If we go back to Roman times, the size of roads and chariots affected the size of rails, affecting the size of tunnels, which affected the size of the infrastructure. When engineers were inventing space shuttle rocket boosters, they were limited by the size of transportation. This means that their decision was ultimately decided for them thousands of years before the invention.
The purpose of this reminder is that the things we design can have long lives and long-term effects. We need to think about this when designing infrastructure for today and beyond.
The infrastructure and construction sectors are not generally known for taking sustainability and scalability into account, which I believe needs to be at the centre of decision-making when designing infrastructure.
In my role as the Managing Director at Innergise, I am focused on navigating complexity and improving productivity to help government and private industry bodies shape our cities, regions, and communities.
From my experience, the fragmentation of the infrastructure value chain is a significant impediment that we need to overcome. Literally, billions of dollars are being wasted, or unrealised, because of the way the commoditised approach to design and development occurs in creating public and private infrastructure every year.
What are the complexities of sustainability and scalability?
Currently, the infrastructure and construction sectors are not required to deal with sustainability. Therefore, there’s confusion between what we should be doing and what we are required to do. As a collective, we need to start discussing, who needs to require that sustainable infrastructure be created by design rather than as a nice-to-have add-on
There is also the perception that creating sustainable and scalable infrastructure is more costly and difficult. But when sustainability objectives are built into the design and development process from the outset, and more clever approaches to design are adopted, it’s feasible to save millions of dollars in capex and opex and reduce development risk.
People often tell me that sustainability is like safety – it’s an important design issue on every project. But the similarity ends there. Everyone has a different perception and opinion of sustainability. I’ve spent nearly 10 years of my life leading sustainability by design across many infrastructure projects locally and abroad and have found everyone has a different view on sustainability. For some, it’s about being green, for others, it’s about doing the right thing by a community, and for the rest, it’s about economic sustainability.

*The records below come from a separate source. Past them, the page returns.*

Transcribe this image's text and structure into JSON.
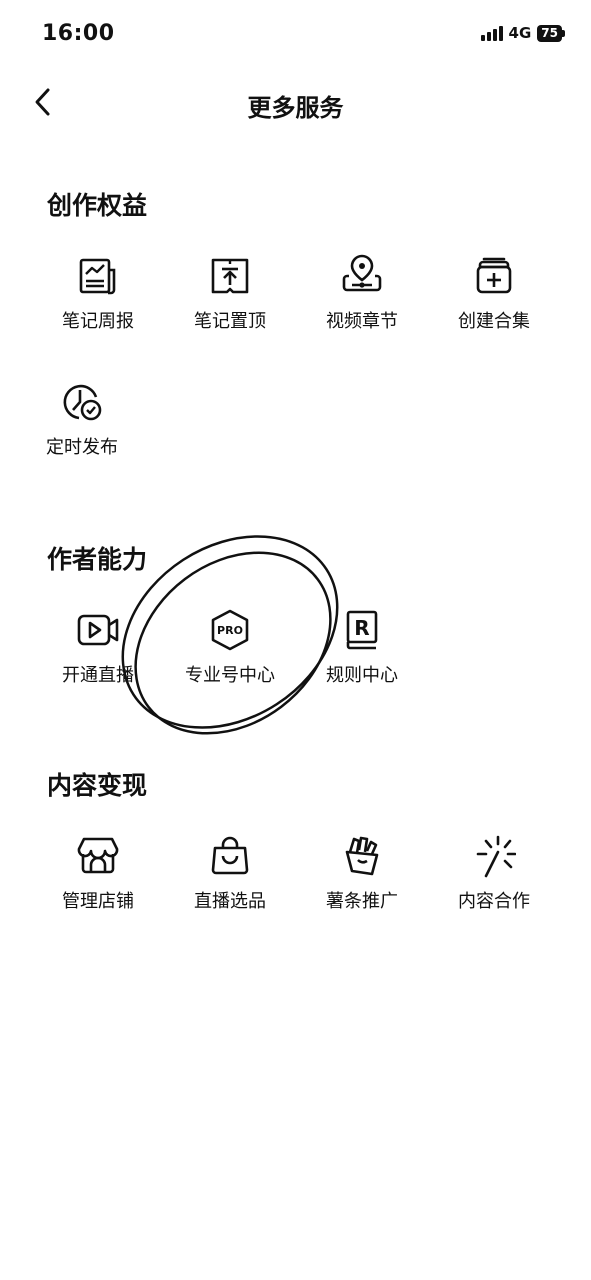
{
  "status_bar": {
    "time": "16:00",
    "network": "4G",
    "battery": "75"
  },
  "nav": {
    "title": "更多服务",
    "back_icon": "chevron-left-icon"
  },
  "sections": [
    {
      "title": "创作权益",
      "items": [
        {
          "label": "笔记周报",
          "icon": "report-icon"
        },
        {
          "label": "笔记置顶",
          "icon": "pin-top-icon"
        },
        {
          "label": "视频章节",
          "icon": "video-chapter-icon"
        },
        {
          "label": "创建合集",
          "icon": "add-collection-icon"
        },
        {
          "label": "定时发布",
          "icon": "clock-check-icon"
        }
      ]
    },
    {
      "title": "作者能力",
      "items": [
        {
          "label": "开通直播",
          "icon": "live-camera-icon"
        },
        {
          "label": "专业号中心",
          "icon": "pro-badge-icon",
          "badge": "PRO"
        },
        {
          "label": "规则中心",
          "icon": "rules-book-icon",
          "badge": "R"
        }
      ]
    },
    {
      "title": "内容变现",
      "items": [
        {
          "label": "管理店铺",
          "icon": "store-icon"
        },
        {
          "label": "直播选品",
          "icon": "shopping-bag-icon"
        },
        {
          "label": "薯条推广",
          "icon": "fries-icon"
        },
        {
          "label": "内容合作",
          "icon": "sparkle-icon"
        }
      ]
    }
  ]
}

I spent a couple of years working with thousands of professionals to deconstruct the perceptions of sustainability, then rebuilding a new narrative and common language about sustainability, and what it means to communities, investors, and regulators in real terms. We found that we need to start asking ourselves how we can design assets or projects that people will love and want to pay for. So, how do we create an infrastructure that has a long-run value that people believe are inherently great things to build?

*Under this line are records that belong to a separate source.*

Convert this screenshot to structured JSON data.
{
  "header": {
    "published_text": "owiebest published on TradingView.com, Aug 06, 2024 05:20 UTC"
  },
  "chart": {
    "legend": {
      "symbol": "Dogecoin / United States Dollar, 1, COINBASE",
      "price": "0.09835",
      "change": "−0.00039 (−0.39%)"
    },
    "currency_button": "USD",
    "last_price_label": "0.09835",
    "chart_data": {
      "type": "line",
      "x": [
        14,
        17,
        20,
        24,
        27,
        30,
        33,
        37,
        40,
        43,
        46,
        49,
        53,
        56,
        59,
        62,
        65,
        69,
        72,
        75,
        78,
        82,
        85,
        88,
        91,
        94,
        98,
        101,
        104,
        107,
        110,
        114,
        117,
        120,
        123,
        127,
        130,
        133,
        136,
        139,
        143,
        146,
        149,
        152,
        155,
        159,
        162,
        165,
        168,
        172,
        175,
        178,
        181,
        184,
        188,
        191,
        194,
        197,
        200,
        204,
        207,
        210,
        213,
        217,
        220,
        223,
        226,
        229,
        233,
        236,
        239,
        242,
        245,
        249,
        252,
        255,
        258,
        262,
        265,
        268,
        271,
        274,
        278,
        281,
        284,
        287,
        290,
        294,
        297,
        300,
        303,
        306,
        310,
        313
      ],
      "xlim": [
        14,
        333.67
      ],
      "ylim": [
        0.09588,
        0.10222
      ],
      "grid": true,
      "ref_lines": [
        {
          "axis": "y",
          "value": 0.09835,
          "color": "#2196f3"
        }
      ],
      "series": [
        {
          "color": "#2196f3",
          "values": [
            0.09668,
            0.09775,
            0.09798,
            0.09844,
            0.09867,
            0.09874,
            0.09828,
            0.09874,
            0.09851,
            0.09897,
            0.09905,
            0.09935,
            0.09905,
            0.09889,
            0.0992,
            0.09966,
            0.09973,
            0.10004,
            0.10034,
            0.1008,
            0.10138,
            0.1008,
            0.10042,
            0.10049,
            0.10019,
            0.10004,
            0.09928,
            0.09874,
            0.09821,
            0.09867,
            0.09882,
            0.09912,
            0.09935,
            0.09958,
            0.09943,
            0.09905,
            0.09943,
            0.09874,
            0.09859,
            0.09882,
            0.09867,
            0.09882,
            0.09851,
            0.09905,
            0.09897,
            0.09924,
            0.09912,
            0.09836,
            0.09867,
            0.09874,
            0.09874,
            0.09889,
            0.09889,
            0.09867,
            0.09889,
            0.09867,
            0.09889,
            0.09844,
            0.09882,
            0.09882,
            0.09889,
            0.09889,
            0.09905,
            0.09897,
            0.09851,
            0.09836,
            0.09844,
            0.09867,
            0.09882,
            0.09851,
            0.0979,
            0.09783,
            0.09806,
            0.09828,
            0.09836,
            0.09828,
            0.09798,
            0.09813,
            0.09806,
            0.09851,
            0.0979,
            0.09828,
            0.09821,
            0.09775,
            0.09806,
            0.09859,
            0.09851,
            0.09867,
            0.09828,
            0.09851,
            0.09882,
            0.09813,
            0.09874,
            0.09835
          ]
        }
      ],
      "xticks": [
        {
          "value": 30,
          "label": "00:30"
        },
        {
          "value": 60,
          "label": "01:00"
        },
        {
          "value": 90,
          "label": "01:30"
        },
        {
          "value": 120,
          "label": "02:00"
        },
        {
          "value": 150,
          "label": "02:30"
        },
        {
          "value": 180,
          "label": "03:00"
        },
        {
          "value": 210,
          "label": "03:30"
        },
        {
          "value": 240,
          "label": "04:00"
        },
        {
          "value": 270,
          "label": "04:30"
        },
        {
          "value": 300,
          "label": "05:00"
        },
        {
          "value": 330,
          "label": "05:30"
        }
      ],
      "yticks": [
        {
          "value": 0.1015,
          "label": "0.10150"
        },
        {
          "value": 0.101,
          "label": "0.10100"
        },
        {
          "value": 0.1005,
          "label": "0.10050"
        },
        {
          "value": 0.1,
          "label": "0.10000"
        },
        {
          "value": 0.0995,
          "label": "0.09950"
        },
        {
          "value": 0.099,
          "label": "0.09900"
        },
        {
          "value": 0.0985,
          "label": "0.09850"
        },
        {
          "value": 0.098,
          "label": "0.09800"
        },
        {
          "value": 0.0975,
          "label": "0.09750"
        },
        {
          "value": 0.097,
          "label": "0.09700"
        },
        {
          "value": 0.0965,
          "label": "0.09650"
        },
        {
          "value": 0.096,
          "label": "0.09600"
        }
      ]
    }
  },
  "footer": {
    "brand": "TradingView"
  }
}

Thinking on a broader scale and asking these types of questions will help us see how we can start overcoming these complexities and seeking solutions to real problems.
How do we overcome the complexities of sustainability and scalability?

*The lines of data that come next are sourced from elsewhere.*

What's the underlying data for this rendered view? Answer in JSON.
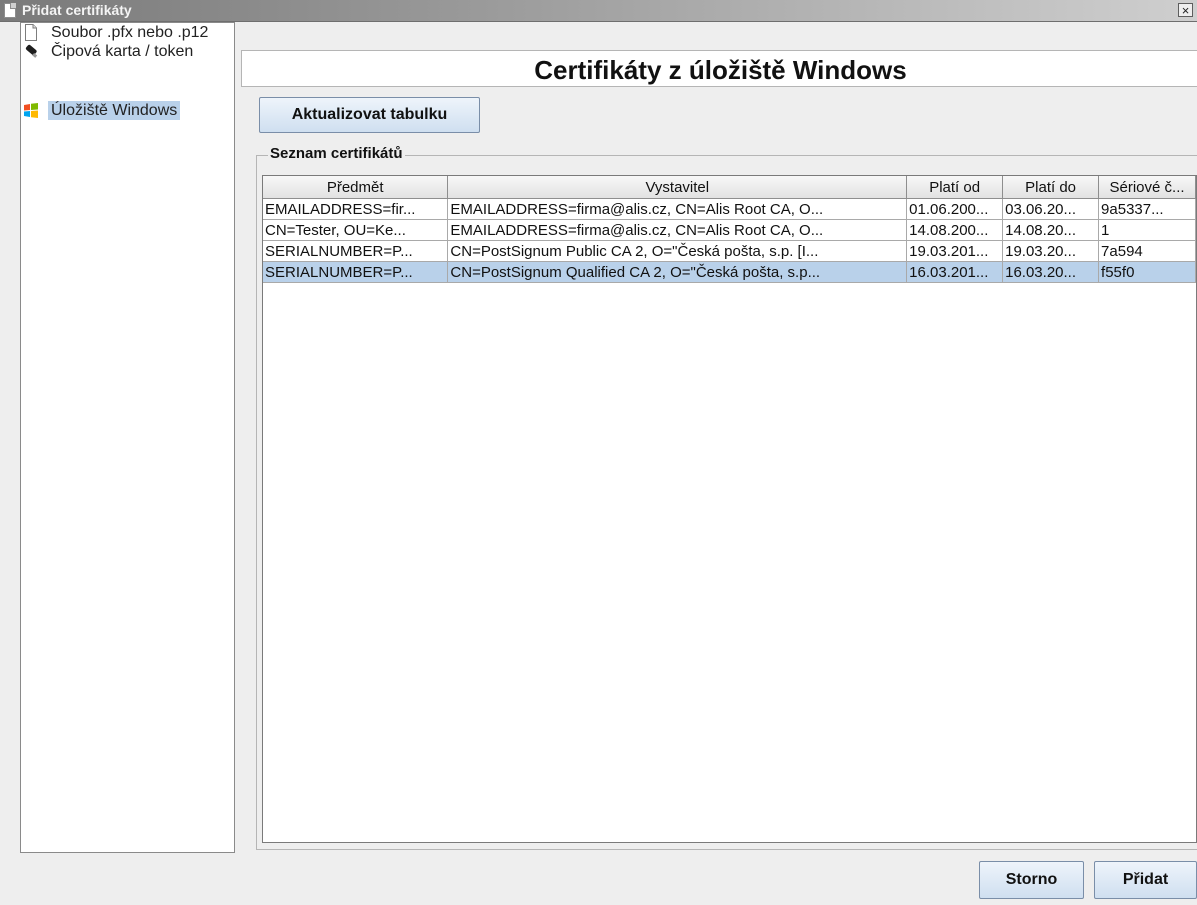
{
  "window": {
    "title": "Přidat certifikáty",
    "close_symbol": "×"
  },
  "sidebar": {
    "items": [
      {
        "label": "Soubor .pfx nebo .p12",
        "icon": "file-icon",
        "selected": false
      },
      {
        "label": "Čipová karta / token",
        "icon": "usb-token-icon",
        "selected": false
      },
      {
        "label": "Úložiště Windows",
        "icon": "windows-logo-icon",
        "selected": true
      }
    ]
  },
  "main": {
    "title": "Certifikáty z úložiště Windows",
    "refresh_label": "Aktualizovat tabulku",
    "group_label": "Seznam certifikátů",
    "table": {
      "columns": [
        "Předmět",
        "Vystavitel",
        "Platí od",
        "Platí do",
        "Sériové č..."
      ],
      "rows": [
        [
          "EMAILADDRESS=fir...",
          "EMAILADDRESS=firma@alis.cz, CN=Alis Root CA, O...",
          "01.06.200...",
          "03.06.20...",
          "9a5337..."
        ],
        [
          "CN=Tester, OU=Ke...",
          "EMAILADDRESS=firma@alis.cz, CN=Alis Root CA, O...",
          "14.08.200...",
          "14.08.20...",
          "1"
        ],
        [
          "SERIALNUMBER=P...",
          "CN=PostSignum Public CA 2, O=\"Česká pošta, s.p. [I...",
          "19.03.201...",
          "19.03.20...",
          "7a594"
        ],
        [
          "SERIALNUMBER=P...",
          "CN=PostSignum Qualified CA 2, O=\"Česká pošta, s.p...",
          "16.03.201...",
          "16.03.20...",
          "f55f0"
        ]
      ],
      "selected_row": 3
    }
  },
  "footer": {
    "cancel_label": "Storno",
    "add_label": "Přidat"
  },
  "colors": {
    "selection": "#b9d1ea",
    "background": "#eeeeee",
    "button_top": "#eef4fb",
    "button_bottom": "#cfdff0"
  }
}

We need to start asking the right questions. There is a lot of untapped opportunity in the infrastructure sector to be designing and delivering much higher value and sustainable infrastructure. One of the main areas for improvement in critical thinking about the purpose and value of infrastructure and ‘intentional design’.
Rather than designing infrastructure and convincing people this is something they want or see as useful, we need to ask ourselves, what is a piece of construction that people love, and let this guide our design. I often hear experienced executives say that the big project risks are not so technical as social and environmental. These are the risks we need to eliminate (not mitigate) by clever design. The unthinking response is this can’t be done, but it can.
With the opportunity for the Olympics and Paralympics to be held in Brisbane in 2032, we are required to build a sustainable-type event. However, this is an opportunity to not just build a sustainable-type event, but also an opportunity for learning and asking ourselves, what transferable, scalable, and profitable learnings can we facilitate through this event that can be carried beyond Brisbane and 2032.
How do we navigate these opportunities together?
Sustainability and scalability are not generally realised to the extent that they should be, which is why think tanks like the Infrastructure CoLab, need to bring attention to those in a way that gains traction and scale, which is a phenomenal return for not only the infrastructure investors but also the Australian community. The work the Infrastructure CoLab is conducting is critical, particularly tackling gaps in the industry, in achieving tangible outcomes that support learning and scalability.